Spider Builds Ant Catapult, Scientists Genuinely Impressed

Spider Builds Ant Catapult, Scientists Genuinely Impressed

July 5, 2026

Nature has once again decided that existing predator-prey relationships were simply not dramatic enough, and has produced a spider in the North Queensland rainforest that hunts its prey using what can only be described as a biological trebuchet.

Meet the newly described ballista spider — a creature that has apparently decided that if you’re going to have enemies, you should turn those enemies into your dinner using their own aggression against them. Its chosen victim? The green tree ant, an insect so notoriously ornery and combat-ready that most other predators take one look and quietly find somewhere else to be.

Not this spider. This spider built a catapult.

Researchers from Macquarie University, publishing their findings in Current Biology, discovered that the spider constructs an elaborate cone-shaped trap made of 15 to 60 bundled silk lines positioned near the ground.
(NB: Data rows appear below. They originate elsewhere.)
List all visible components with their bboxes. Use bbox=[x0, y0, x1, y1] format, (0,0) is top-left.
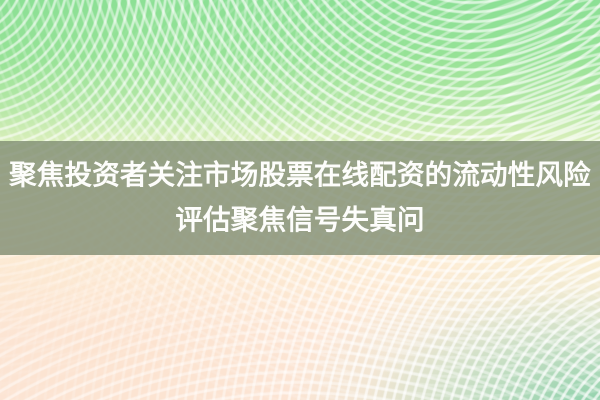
banner-image: 聚焦投资者关注市场股票在线配资的流动性风险评估聚焦信号失真问 bbox=[0, 0, 600, 400]
headline-text: 聚焦投资者关注市场股票在线配资的流动性风险评估聚焦信号失真问 bbox=[0, 153, 600, 243]
headline-band: 聚焦投资者关注市场股票在线配资的流动性风险评估聚焦信号失真问 bbox=[0, 141, 600, 255]
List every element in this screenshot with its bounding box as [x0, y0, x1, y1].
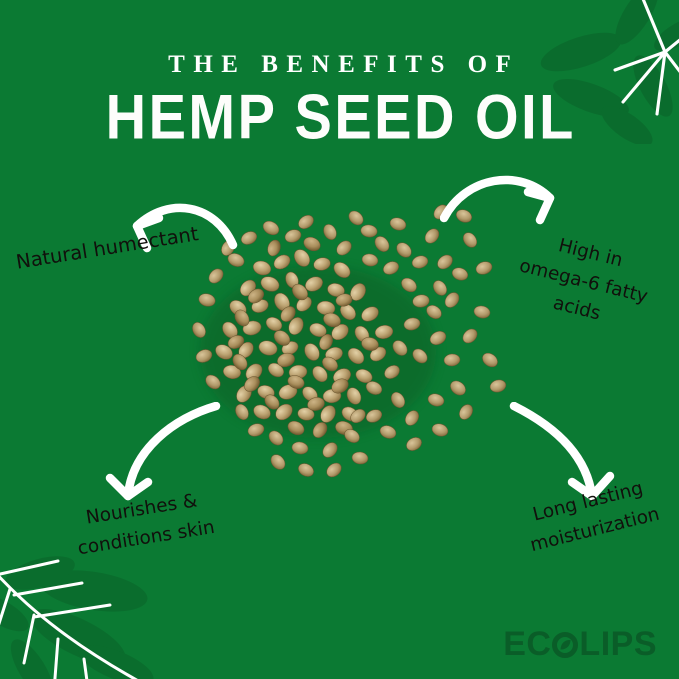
heading-block: THE BENEFITS OF HEMP SEED OIL: [0, 52, 679, 145]
callout-natural-humectant: Natural humectant: [14, 219, 201, 278]
brand-logo: ECLIPS: [503, 627, 657, 661]
brand-logo-text-after: LIPS: [579, 627, 657, 661]
callout-long-lasting: Long lasting moisturization: [507, 469, 676, 563]
eyebrow-title: THE BENEFITS OF: [0, 52, 679, 77]
poster-canvas: THE BENEFITS OF HEMP SEED OIL: [0, 0, 679, 679]
brand-logo-text: ECLIPS: [503, 627, 657, 661]
leaf-o-icon: [552, 630, 578, 656]
callout-nourishes-skin: Nourishes & conditions skin: [58, 483, 230, 565]
callout-omega-6: High in omega-6 fatty acids: [500, 222, 666, 342]
curved-arrow-up-right-icon: [440, 162, 580, 238]
brand-logo-text-before: EC: [503, 627, 551, 661]
page-title: HEMP SEED OIL: [0, 86, 679, 149]
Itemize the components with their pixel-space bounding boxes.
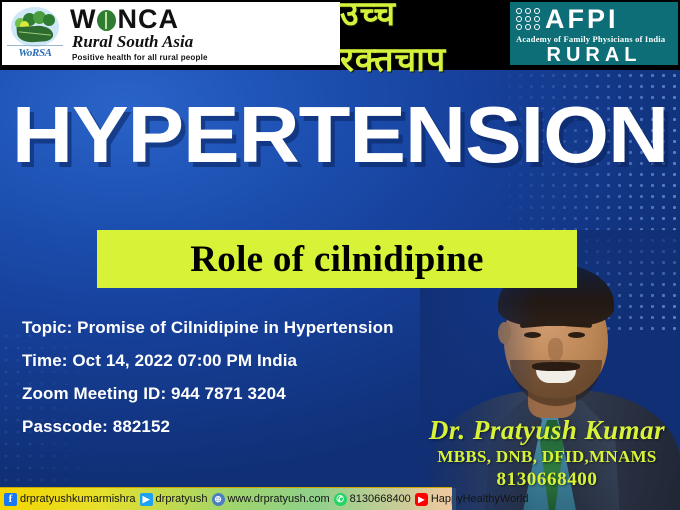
youtube-icon: ▶ bbox=[415, 493, 428, 506]
social-whatsapp[interactable]: ✆ 8130668400 bbox=[334, 493, 411, 506]
social-website-url: www.drpratyush.com bbox=[228, 493, 330, 505]
worsa-emblem-icon: WoRSA bbox=[5, 5, 65, 63]
afpi-acronym: AFPI bbox=[545, 6, 619, 32]
speaker-degrees: MBBS, DNB, DFID,MNAMS bbox=[422, 447, 672, 467]
whatsapp-icon: ✆ bbox=[334, 493, 347, 506]
social-bar: f drpratyushkumarmishra ▶ drpratyush ⊕ w… bbox=[0, 487, 452, 510]
wonca-tagline: Positive health for all rural people bbox=[72, 53, 338, 62]
page-title: HYPERTENSION bbox=[0, 95, 680, 175]
worsa-wordmark-text: WoRSA bbox=[18, 47, 51, 59]
subtitle-banner: Role of cilnidipine bbox=[97, 230, 577, 288]
afpi-full-name: Academy of Family Physicians of India bbox=[516, 34, 676, 44]
detail-passcode: Passcode: 882152 bbox=[22, 417, 394, 437]
social-whatsapp-number: 8130668400 bbox=[350, 493, 411, 505]
webinar-poster: WoRSA WNCA Rural South Asia Positive hea… bbox=[0, 0, 680, 510]
afpi-logo: AFPI Academy of Family Physicians of Ind… bbox=[510, 2, 678, 65]
social-website[interactable]: ⊕ www.drpratyush.com bbox=[212, 493, 330, 506]
subtitle-banner-text: Role of cilnidipine bbox=[190, 238, 484, 281]
social-bar-edge bbox=[452, 488, 456, 510]
social-twitter[interactable]: ▶ drpratyush bbox=[140, 493, 208, 506]
speaker-name: Dr. Pratyush Kumar bbox=[422, 415, 672, 445]
wonca-subtitle: Rural South Asia bbox=[72, 33, 338, 51]
detail-meeting-id: Zoom Meeting ID: 944 7871 3204 bbox=[22, 384, 394, 404]
wonca-brand-w: W bbox=[70, 4, 96, 34]
social-youtube-channel: HappyHealthyWorld bbox=[431, 493, 529, 505]
social-facebook-handle: drpratyushkumarmishra bbox=[20, 493, 136, 505]
afpi-dots-icon bbox=[516, 8, 541, 30]
facebook-icon: f bbox=[4, 493, 17, 506]
wonca-text-block: WNCA Rural South Asia Positive health fo… bbox=[66, 5, 338, 63]
social-twitter-handle: drpratyush bbox=[156, 493, 208, 505]
leaf-icon bbox=[97, 10, 116, 31]
wonca-logo: WoRSA WNCA Rural South Asia Positive hea… bbox=[2, 2, 340, 65]
worsa-wordmark: WoRSA bbox=[5, 47, 65, 59]
twitter-icon: ▶ bbox=[140, 493, 153, 506]
worsa-circle bbox=[11, 7, 59, 47]
speaker-phone: 8130668400 bbox=[422, 469, 672, 491]
event-details: Topic: Promise of Cilnidipine in Hyperte… bbox=[22, 318, 394, 450]
afpi-top-row: AFPI bbox=[516, 6, 619, 32]
detail-time: Time: Oct 14, 2022 07:00 PM India bbox=[22, 351, 394, 371]
social-youtube[interactable]: ▶ HappyHealthyWorld bbox=[415, 493, 529, 506]
afpi-division: RURAL bbox=[510, 44, 678, 67]
globe-icon: ⊕ bbox=[212, 493, 225, 506]
detail-topic: Topic: Promise of Cilnidipine in Hyperte… bbox=[22, 318, 394, 338]
speaker-signature: Dr. Pratyush Kumar MBBS, DNB, DFID,MNAMS… bbox=[422, 415, 672, 491]
wonca-brand-rest: NCA bbox=[117, 4, 179, 34]
social-facebook[interactable]: f drpratyushkumarmishra bbox=[4, 493, 136, 506]
poster-header: WoRSA WNCA Rural South Asia Positive hea… bbox=[0, 0, 680, 70]
hindi-title: उच्च रक्तचाप bbox=[340, 0, 505, 70]
wonca-brand: WNCA bbox=[70, 5, 338, 33]
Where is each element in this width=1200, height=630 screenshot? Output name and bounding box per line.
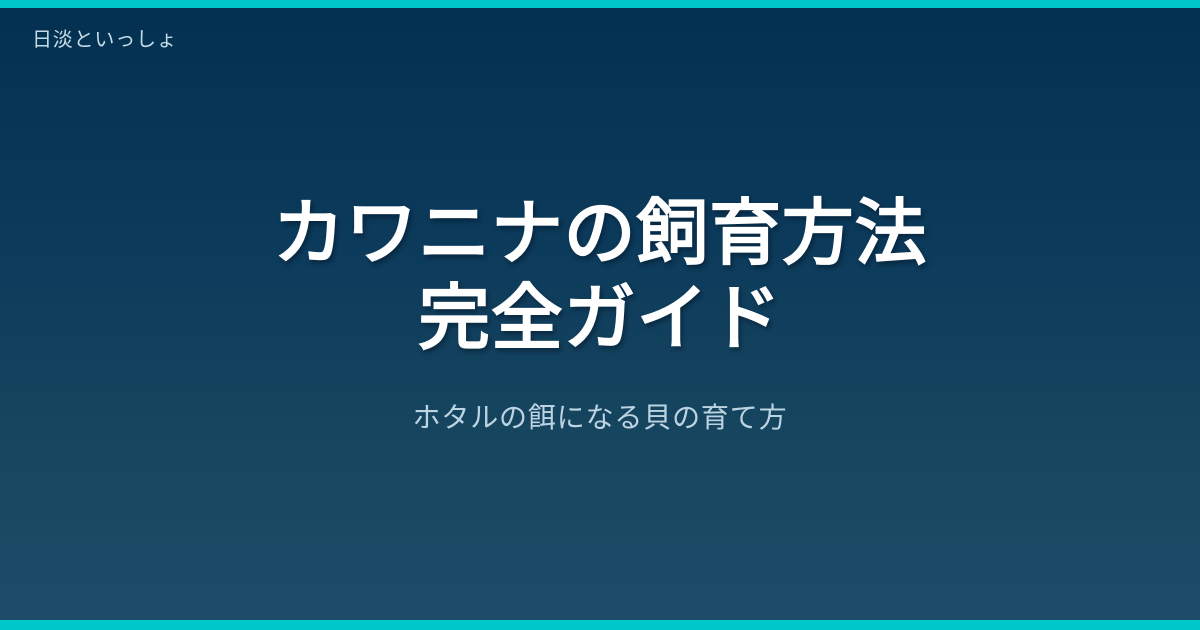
bottom-accent-bar [0, 620, 1200, 630]
page-title: カワニナの飼育方法 完全ガイド [60, 192, 1140, 362]
page-subtitle: ホタルの餌になる貝の育て方 [413, 398, 788, 439]
title-line-2: 完全ガイド [60, 277, 1140, 362]
card-content: カワニナの飼育方法 完全ガイド ホタルの餌になる貝の育て方 [0, 0, 1200, 630]
ogp-card: 日淡といっしょ カワニナの飼育方法 完全ガイド ホタルの餌になる貝の育て方 [0, 0, 1200, 630]
title-line-1: カワニナの飼育方法 [60, 192, 1140, 277]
So far, so normal. Here’s where things get wonderfully unhinged: the spider then coats the trap with a chemical pheromone specifically designed to make green tree ants furious enough to bite it.

The ant, blissfully unaware that its own outrage is the mechanism of its downfall, chomps down on the silk. The cone snaps taut like a loaded spring, and the ant is flung a full 30 centimeters through the air directly into the spider’s waiting web. The spider, meanwhile, has already retreated to a safe distance, essentially operating a ranged weapon.

This is, by any reasonable measure, the most elaborate lunch preparation strategy in the animal kingdom. The spider has essentially invented judo, a medieval siege weapon, and a lure all in one silken package — and it works exclusively on one species, suggesting this little architect has been perfecting this particular recipe for a very long time.

Nature: still finding new ways to be absolutely unhinged.